[PATCH] MD2 for libgcrypt
n3npq at mac.com
Tue Jul 20 17:54:49 CEST 2010
On Jul 20, 2010, at 11:15 AM, Daniel Kahn Gillmor wrote:
> On 07/20/2010 03:11 AM, Werner Koch wrote:
>> For one the legal state of the algorithm is not clear: It is likely that
>> it has been taken from the RFC which has a non-commercial clause. In
>> this regard it is similar to arcfour. The GNU project is very
>> cautiousness on these issues and thus we would need to clear the legal
>> state first (meaning long dicussions with RSA Inc). I don't think this
>> is justified. And of course we need a copyright assignment and code
>> which is clearly not based on rfc 1319.

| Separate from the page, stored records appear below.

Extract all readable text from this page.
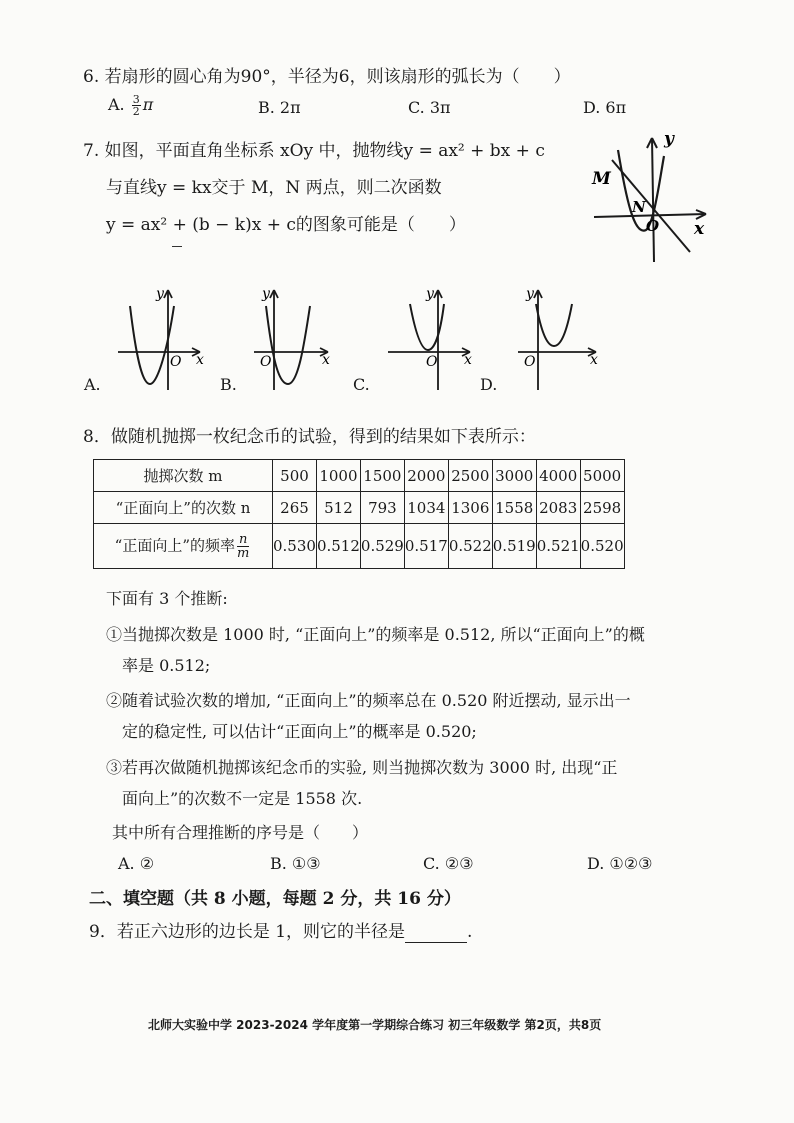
6. 若扇形的圆心角为90°，半径为6，则该扇形的弧长为（　　）
A. $\frac{3}{2}$ π	B. 2π	C. 3π	D. 6π
7. 如图，平面直角坐标系 xOy 中，抛物线y = ax² + bx + c
与直线y = kx交于 M，N 两点，则二次函数
y = ax² + (b − k)x + c的图象可能是（　　）
y
x
M
N
O
y
x
O
A.
y
x
O
B.
y
x
O
C.
y
x
O
D.
8．做随机抛掷一枚纪念币的试验，得到的结果如下表所示：
抛掷次数 m	500	1000	1500	2000	2500	3000	4000	5000
“正面向上”的次数 n	265	512	793	1034	1306	1558	2083	2598
“正面向上”的频率 $\frac{n}{m}$	0.530	0.512	0.529	0.517	0.522	0.519	0.521	0.520
下面有 3 个推断:
①当抛掷次数是 1000 时, “正面向上”的频率是 0.512, 所以“正面向上”的概
率是 0.512;
②随着试验次数的增加, “正面向上”的频率总在 0.520 附近摆动, 显示出一
定的稳定性, 可以估计“正面向上”的概率是 0.520;
③若再次做随机抛掷该纪念币的实验, 则当抛掷次数为 3000 时, 出现“正
面向上”的次数不一定是 1558 次.
其中所有合理推断的序号是（　　）
A. ②	B. ①③	C. ②③	D. ①②③
二、填空题（共 8 小题，每题 2 分，共 16 分）
9．若正六边形的边长是 1，则它的半径是	.
北师大实验中学 2023-2024 学年度第一学期综合练习 初三年级数学 第2页，共8页
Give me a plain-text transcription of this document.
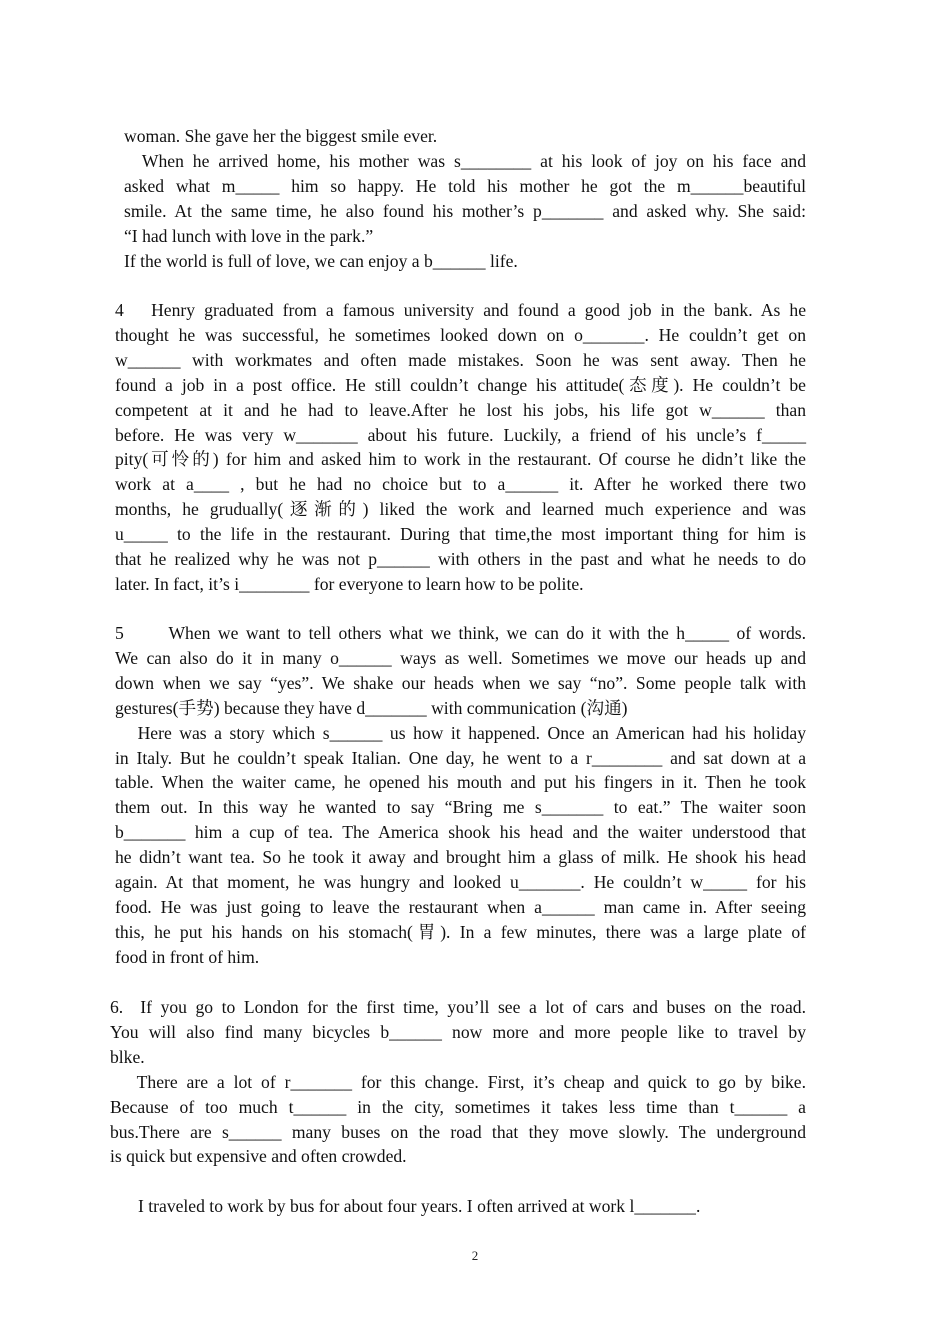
woman. She gave her the biggest smile ever.
When he arrived home, his mother was s________ at his look of joy on his face and
asked what m_____ him so happy. He told his mother he got the m______beautiful
smile. At the same time, he also found his mother’s p_______ and asked why. She said:
“I had lunch with love in the park.”
If the world is full of love, we can enjoy a b______ life.
4   Henry graduated from a famous university and found a good job in the bank. As he
thought he was successful, he sometimes looked down on o_______. He couldn’t get on
w______ with workmates and often made mistakes. Soon he was sent away. Then he
found a job in a post office. He still couldn’t change his attitude(态度). He couldn’t be
competent at it and he had to leave.After he lost his jobs, his life got w______ than
before. He was very w_______ about his future. Luckily, a friend of his uncle’s f_____
pity(可怜的) for him and asked him to work in the restaurant. Of course he didn’t like the
work at a____ , but he had no choice but to a______ it. After he worked there two
months, he grudually(逐渐的) liked the work and learned much experience and was
u_____ to the life in the restaurant. During that time,the most important thing for him is
that he realized why he was not p______ with others in the past and what he needs to do
later. In fact, it’s i________ for everyone to learn how to be polite.
5      When we want to tell others what we think, we can do it with the h_____ of words.
We can also do it in many o______ ways as well. Sometimes we move our heads up and
down when we say “yes”. We shake our heads when we say “no”. Some people talk with
gestures(手势) because they have d_______ with communication (沟通)
Here was a story which s______ us how it happened. Once an American had his holiday
in Italy. But he couldn’t speak Italian. One day, he went to a r________ and sat down at a
table. When the waiter came, he opened his mouth and put his fingers in it. Then he took
them out. In this way he wanted to say “Bring me s_______ to eat.” The waiter soon
b_______ him a cup of tea. The America shook his head and the waiter understood that
he didn’t want tea. So he took it away and brought him a glass of milk. He shook his head
again. At that moment, he was hungry and looked u_______. He couldn’t w_____ for his
food. He was just going to leave the restaurant when a______ man came in. After seeing
this, he put his hands on his stomach(胃). In a few minutes, there was a large plate of
food in front of him.
6.  If you go to London for the first time, you’ll see a lot of cars and buses on the road.
You will also find many bicycles b______ now more and more people like to travel by
blke.
There are a lot of r_______ for this change. First, it’s cheap and quick to go by bike.
Because of too much t______ in the city, sometimes it takes less time than t______ a
bus.There are s______ many buses on the road that they move slowly. The underground
is quick but expensive and often crowded.
I traveled to work by bus for about four years. I often arrived at work l_______.
2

> Maybe the docs could indicate this somehow? currently the manual 
> only says:
> This is an reserved identifier for MD-2; there is no implementation
> yet. This algorithm has severe weaknesses and should not be used.
> an additional concise note about the specific legal encumbrances you're
> worried about might save other implementors time in the future (and
> might lead to a resolution of those legal concerns).
Documenting doesn't resolve the issue. As already reported, RFE for
MD2 -> libgcrypt comes along regular as clockwork every few years
with sound reasons supporting every possible POV.
>> The other reasons is that I don't want to keep those old certificates
> I agree with you here. but that's not an argument for not including MD2
> in libgcrypt. libgcrypt provides cryptographic primitives, not X.509
> business. the more crypto primitives it can offer, the more attractive
> it is as a library.
Well I can give you the counter example that proves the rule that
more primitives != more attractive.
RPM includes >100 hashes, with test vectors, for all possible NIST SHA3
selections. That doesn't make RPM any more attractive than any other
Hint: Try baseball card collecting instead. Unlike crypto hashes,
you get to shuffle or sell the collection whenever you wish, and
baseball cards come with pictures and batting averages that are
easier to reason with than "secure" metrics.
>> A counterpoint would be that the whole X.509 PKI business is entirely
>> broken and does not provide any security at all.
> agreed, sadly.
Also agreed. But X.509 is most definitely something that cannot be just ignored.
On a more optimistic forward looking note:
What is the better answer if X.509 is sadly pathetic?